In an examination, the ratio of the number of candidates who passed, to those who failed was 5:2. If the mumber of failed candidates had been 14 more, then the ratio of the number of passed candidates to those who failed would have been 4 : 3. How many candidates passed the examination?

To solve the problem step by step, we will use algebraic expressions based on the information provided in the question. ### Step 1: Define Variables Let the number of candidates who passed the examination be \( P \) and the number of candidates who failed be \( F \).

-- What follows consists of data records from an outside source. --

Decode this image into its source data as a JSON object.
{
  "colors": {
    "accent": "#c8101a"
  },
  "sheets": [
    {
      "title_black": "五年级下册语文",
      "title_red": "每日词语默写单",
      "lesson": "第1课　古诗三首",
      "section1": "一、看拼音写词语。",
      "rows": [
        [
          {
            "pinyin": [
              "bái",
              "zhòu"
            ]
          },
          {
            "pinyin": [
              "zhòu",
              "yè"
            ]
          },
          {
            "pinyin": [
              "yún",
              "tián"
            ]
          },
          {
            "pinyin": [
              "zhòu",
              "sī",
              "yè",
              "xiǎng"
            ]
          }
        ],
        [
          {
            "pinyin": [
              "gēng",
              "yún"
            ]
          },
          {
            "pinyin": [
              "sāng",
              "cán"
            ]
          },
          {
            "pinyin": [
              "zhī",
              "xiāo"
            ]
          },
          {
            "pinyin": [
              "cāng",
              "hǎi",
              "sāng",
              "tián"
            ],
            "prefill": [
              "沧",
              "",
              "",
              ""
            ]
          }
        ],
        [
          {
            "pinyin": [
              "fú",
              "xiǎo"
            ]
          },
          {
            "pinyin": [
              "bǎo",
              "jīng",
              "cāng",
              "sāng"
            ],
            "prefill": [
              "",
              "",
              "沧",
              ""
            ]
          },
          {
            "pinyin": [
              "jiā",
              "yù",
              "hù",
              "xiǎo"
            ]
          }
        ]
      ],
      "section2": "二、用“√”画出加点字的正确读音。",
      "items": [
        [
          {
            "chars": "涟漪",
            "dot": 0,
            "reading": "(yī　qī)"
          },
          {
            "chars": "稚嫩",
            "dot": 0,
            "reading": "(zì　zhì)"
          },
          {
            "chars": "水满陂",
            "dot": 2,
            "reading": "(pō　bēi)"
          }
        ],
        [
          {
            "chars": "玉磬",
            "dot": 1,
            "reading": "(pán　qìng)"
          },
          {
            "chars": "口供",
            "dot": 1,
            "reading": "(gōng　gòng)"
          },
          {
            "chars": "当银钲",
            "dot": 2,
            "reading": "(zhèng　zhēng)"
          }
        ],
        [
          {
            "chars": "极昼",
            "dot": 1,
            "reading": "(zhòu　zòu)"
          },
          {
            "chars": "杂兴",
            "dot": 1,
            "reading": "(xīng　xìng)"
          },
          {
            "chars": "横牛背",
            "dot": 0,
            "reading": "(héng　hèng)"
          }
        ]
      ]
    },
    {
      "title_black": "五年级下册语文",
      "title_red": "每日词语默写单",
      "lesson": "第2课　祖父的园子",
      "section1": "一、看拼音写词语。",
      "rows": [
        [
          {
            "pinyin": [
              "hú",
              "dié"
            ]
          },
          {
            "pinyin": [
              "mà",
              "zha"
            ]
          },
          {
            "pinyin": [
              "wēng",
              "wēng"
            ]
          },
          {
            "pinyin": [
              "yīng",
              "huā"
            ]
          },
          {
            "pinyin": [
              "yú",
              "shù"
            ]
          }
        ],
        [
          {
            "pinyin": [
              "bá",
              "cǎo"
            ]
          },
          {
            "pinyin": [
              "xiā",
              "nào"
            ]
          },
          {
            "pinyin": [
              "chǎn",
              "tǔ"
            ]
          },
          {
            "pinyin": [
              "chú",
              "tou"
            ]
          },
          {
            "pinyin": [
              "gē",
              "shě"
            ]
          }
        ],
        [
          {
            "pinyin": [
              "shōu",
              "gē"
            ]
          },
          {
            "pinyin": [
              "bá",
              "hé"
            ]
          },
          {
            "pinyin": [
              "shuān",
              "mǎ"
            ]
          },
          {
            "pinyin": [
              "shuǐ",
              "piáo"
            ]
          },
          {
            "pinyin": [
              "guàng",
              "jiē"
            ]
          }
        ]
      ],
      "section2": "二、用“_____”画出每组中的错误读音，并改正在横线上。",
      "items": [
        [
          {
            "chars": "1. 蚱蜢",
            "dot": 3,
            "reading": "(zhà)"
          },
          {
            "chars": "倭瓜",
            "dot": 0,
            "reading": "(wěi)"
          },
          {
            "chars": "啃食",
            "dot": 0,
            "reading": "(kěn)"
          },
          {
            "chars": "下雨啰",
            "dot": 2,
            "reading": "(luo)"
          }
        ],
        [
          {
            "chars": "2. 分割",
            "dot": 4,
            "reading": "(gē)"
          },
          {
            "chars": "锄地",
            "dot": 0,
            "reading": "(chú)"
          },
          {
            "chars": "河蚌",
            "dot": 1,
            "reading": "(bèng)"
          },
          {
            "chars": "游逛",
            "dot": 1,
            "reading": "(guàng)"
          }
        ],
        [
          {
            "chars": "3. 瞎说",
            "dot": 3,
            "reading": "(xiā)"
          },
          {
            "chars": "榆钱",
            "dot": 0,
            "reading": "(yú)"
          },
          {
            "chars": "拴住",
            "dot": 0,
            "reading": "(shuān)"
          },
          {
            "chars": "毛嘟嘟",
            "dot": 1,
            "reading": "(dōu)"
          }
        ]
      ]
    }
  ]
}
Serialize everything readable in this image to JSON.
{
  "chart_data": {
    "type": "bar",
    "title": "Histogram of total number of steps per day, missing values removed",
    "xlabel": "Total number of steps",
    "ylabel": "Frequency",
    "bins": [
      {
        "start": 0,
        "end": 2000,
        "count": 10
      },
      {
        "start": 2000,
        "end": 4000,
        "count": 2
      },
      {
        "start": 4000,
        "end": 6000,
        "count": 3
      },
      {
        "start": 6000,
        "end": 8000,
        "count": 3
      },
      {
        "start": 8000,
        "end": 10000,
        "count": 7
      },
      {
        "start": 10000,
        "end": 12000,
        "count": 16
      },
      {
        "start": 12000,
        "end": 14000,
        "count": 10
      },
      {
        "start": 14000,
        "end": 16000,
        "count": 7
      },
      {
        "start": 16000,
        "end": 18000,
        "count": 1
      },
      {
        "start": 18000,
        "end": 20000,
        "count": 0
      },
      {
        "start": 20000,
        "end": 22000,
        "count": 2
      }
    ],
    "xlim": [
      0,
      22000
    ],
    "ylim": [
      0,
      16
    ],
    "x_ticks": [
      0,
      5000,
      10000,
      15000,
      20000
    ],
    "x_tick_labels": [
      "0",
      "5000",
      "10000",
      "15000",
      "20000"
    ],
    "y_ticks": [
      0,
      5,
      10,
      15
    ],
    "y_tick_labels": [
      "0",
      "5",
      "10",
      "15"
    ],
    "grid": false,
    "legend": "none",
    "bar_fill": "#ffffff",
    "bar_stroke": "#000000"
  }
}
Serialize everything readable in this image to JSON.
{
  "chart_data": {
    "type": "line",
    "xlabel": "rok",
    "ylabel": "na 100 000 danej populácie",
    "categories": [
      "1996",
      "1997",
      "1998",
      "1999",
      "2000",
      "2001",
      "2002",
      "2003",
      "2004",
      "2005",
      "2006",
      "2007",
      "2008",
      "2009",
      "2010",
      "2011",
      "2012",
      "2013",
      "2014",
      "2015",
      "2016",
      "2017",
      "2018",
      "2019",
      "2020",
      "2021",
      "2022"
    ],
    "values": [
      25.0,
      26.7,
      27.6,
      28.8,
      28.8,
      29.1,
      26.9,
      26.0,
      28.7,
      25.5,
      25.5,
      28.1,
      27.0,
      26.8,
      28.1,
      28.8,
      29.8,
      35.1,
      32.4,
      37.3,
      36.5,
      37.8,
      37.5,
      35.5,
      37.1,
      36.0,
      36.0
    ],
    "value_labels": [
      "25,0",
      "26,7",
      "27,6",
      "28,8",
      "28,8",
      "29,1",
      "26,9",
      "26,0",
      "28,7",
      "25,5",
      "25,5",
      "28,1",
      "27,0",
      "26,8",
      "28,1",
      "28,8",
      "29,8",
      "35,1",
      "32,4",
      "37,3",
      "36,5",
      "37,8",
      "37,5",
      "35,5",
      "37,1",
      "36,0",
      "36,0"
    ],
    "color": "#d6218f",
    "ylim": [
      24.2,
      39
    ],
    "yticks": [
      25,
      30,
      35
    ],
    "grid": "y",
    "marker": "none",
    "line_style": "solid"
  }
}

According to the problem, the ratio of passed to failed candidates is given as: \[ \frac{P}{F} = \frac{5}{2} \] This can be expressed in terms of a variable \( x \): \[ P = 5x \quad \text{and} \quad F = 2x \] **Hint:** Use variables to represent the quantities based on the given ratio. ### Step 2: Adjust the Number of Failed Candidates The problem states that if the number of failed candidates had been 14 more, the new ratio of passed to failed candidates would be: \[ \frac{P}{F + 14} = \frac{4}{3} \] Substituting the expressions for \( P \) and \( F \): \[ \frac{5x}{2x + 14} = \frac{4}{3} \] **Hint:** Set up the new ratio based on the change in the number of failed candidates. ### Step 3: Cross Multiply to Solve for \( x \) Cross-multiplying gives us: \[ 5x \cdot 3 = 4 \cdot (2x + 14) \] This simplifies to: \[ 15x = 8x + 56 \] **Hint:** Use cross-multiplication to eliminate the fractions. ### Step 4: Isolate \( x \) Now, isolate \( x \) by subtracting \( 8x \) from both sides: \[ 15x - 8x = 56 \] This simplifies to: \[ 7x = 56 \] Now, divide both sides by 7: \[ x = 8 \] **Hint:** Rearranging the equation helps to isolate the variable. ### Step 5: Calculate the Number of Passed Candidates Now that we have \( x \), we can find the number of candidates who passed: \[ P = 5x = 5 \cdot 8 = 40 \] **Hint:** Substitute back the value of \( x \) to find the required quantity. ### Conclusion The number of candidates who passed the examination is \( \boxed{40} \).